Glenn Williams: No. We constantly work on improving productivity. But as you well know, it’s traveled in that historical quarter for many years. We are sort of at the bottom of that quarter in this quarter, but a lot of that pressure is due to the significant size of the sales force growth. As we grow the sales force faster, that productivity fraction, the denominator becomes bigger and it makes the fraction or the percentage a little smaller. So it’s a good reason to have it under pressure. But we are still within the historical range. We’re very pleased with the combination of productivity and growth of the sales force, and believe we’re in a very healthy spot right now.
Maxwell Fritscher: Understood. Thank you
Glenn Williams: Thank you.
Operator: Thank you. The next question is coming from Bob Huang of Morgan Stanley. Please go ahead.
Glenn Williams: Good morning, Bob.
Bob Huang: Good morning. First question. On the recruiting side, you have quite a bit of new recruits and licensed rep growth this year — or this quarter, sorry. As we move into rest of the year, you’re obviously — should expect even more coming up. Is it fair to assume that the productivity level will likely trail off versus 2023, given the amount of new recruits and newly licensed representatives that are likely to come into the pipeline?

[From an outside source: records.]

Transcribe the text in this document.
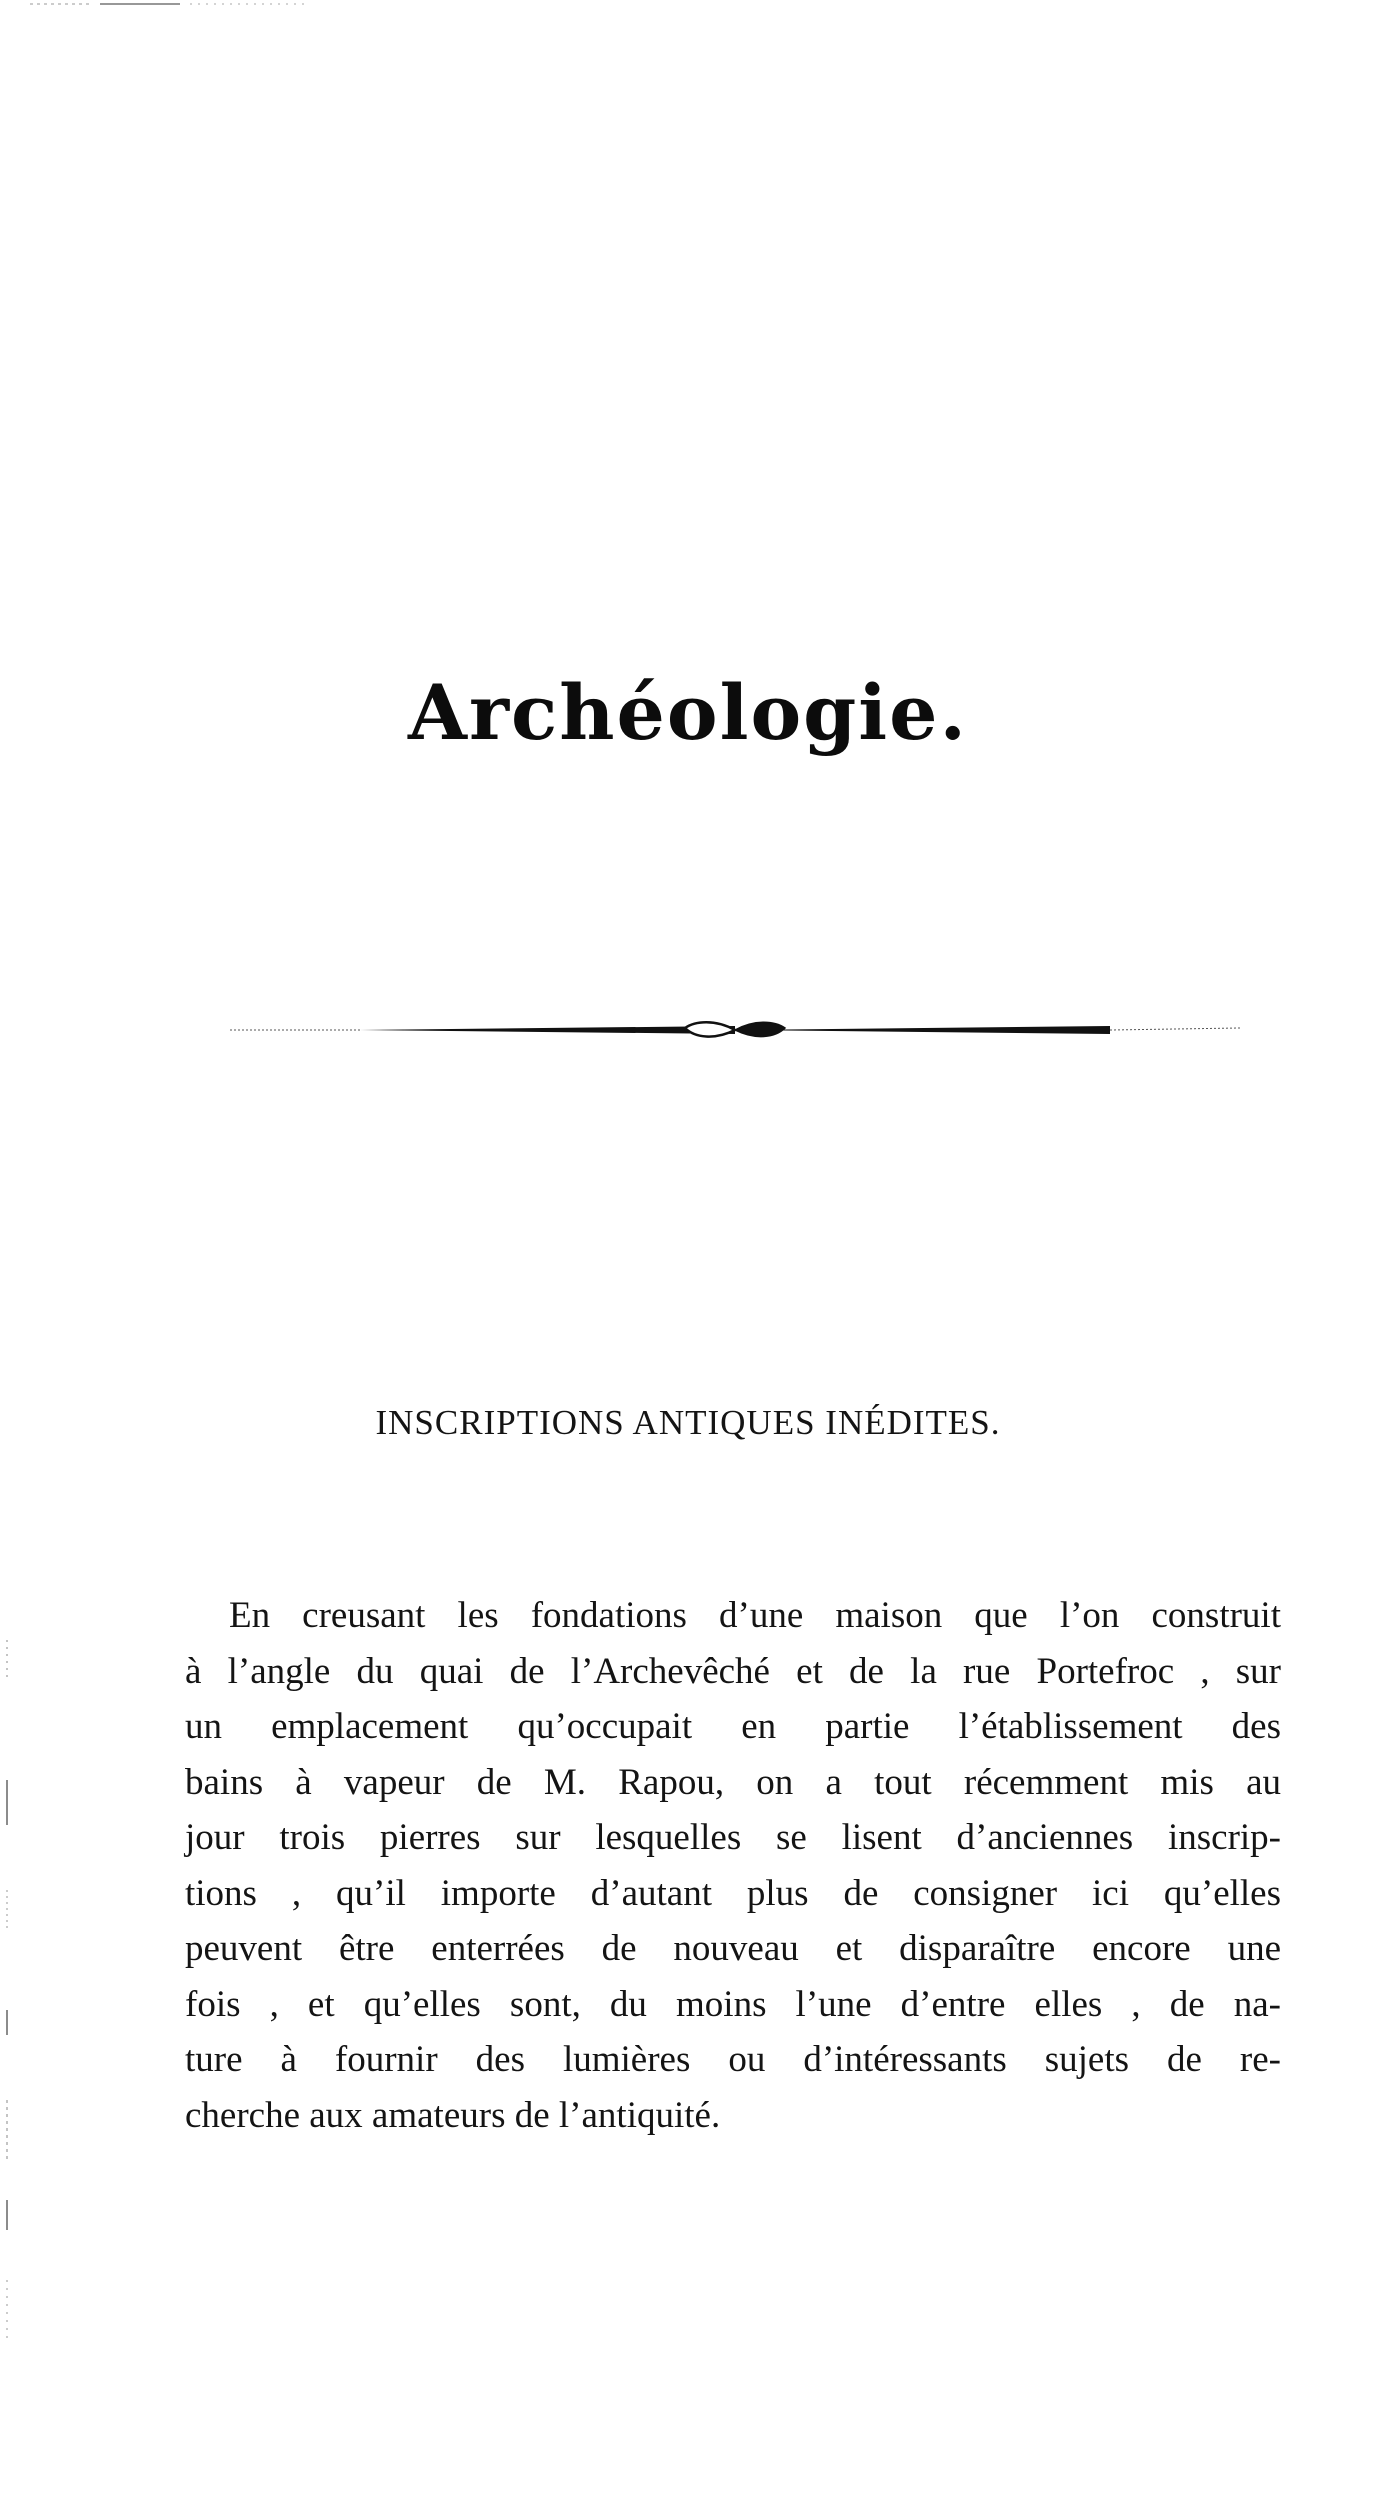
Archéologie.
INSCRIPTIONS ANTIQUES INÉDITES.
En creusant les fondations d’une maison que l’on construit
à l’angle du quai de l’Archevêché et de la rue Portefroc , sur
un emplacement qu’occupait en partie l’établissement des
bains à vapeur de M. Rapou, on a tout récemment mis au
jour trois pierres sur lesquelles se lisent d’anciennes inscrip-
tions , qu’il importe d’autant plus de consigner ici qu’elles
peuvent être enterrées de nouveau et disparaître encore une
fois , et qu’elles sont, du moins l’une d’entre elles , de na-
ture à fournir des lumières ou d’intéressants sujets de re-
cherche aux amateurs de l’antiquité.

Glenn Williams: Yes, I think so, Bob. That’s the discussion I was just having with Max, is it does put pressure on the productivity calculation as we grow the sales force rapidly. And newer agents generally are not as productive as those that have been around for a period of time. So you do see pressure on that for a very positive reason. I do think the cost of living is adding pressure because I do think it is a headwind to sales to a certain extent. So you’ve got two dynamics working that could push us and has pushed us to the bottom of the quarter. However, I don’t see us getting much below our historical bottom edge of the quarter because there are also positives that come as we grow our sales force, we break into new markets and can access those markets more easily. So there’s also a positive productivity that’s buried in there. So we are seeing that pressure that you recognize, but don’t expect it to be too far out of the historical norm.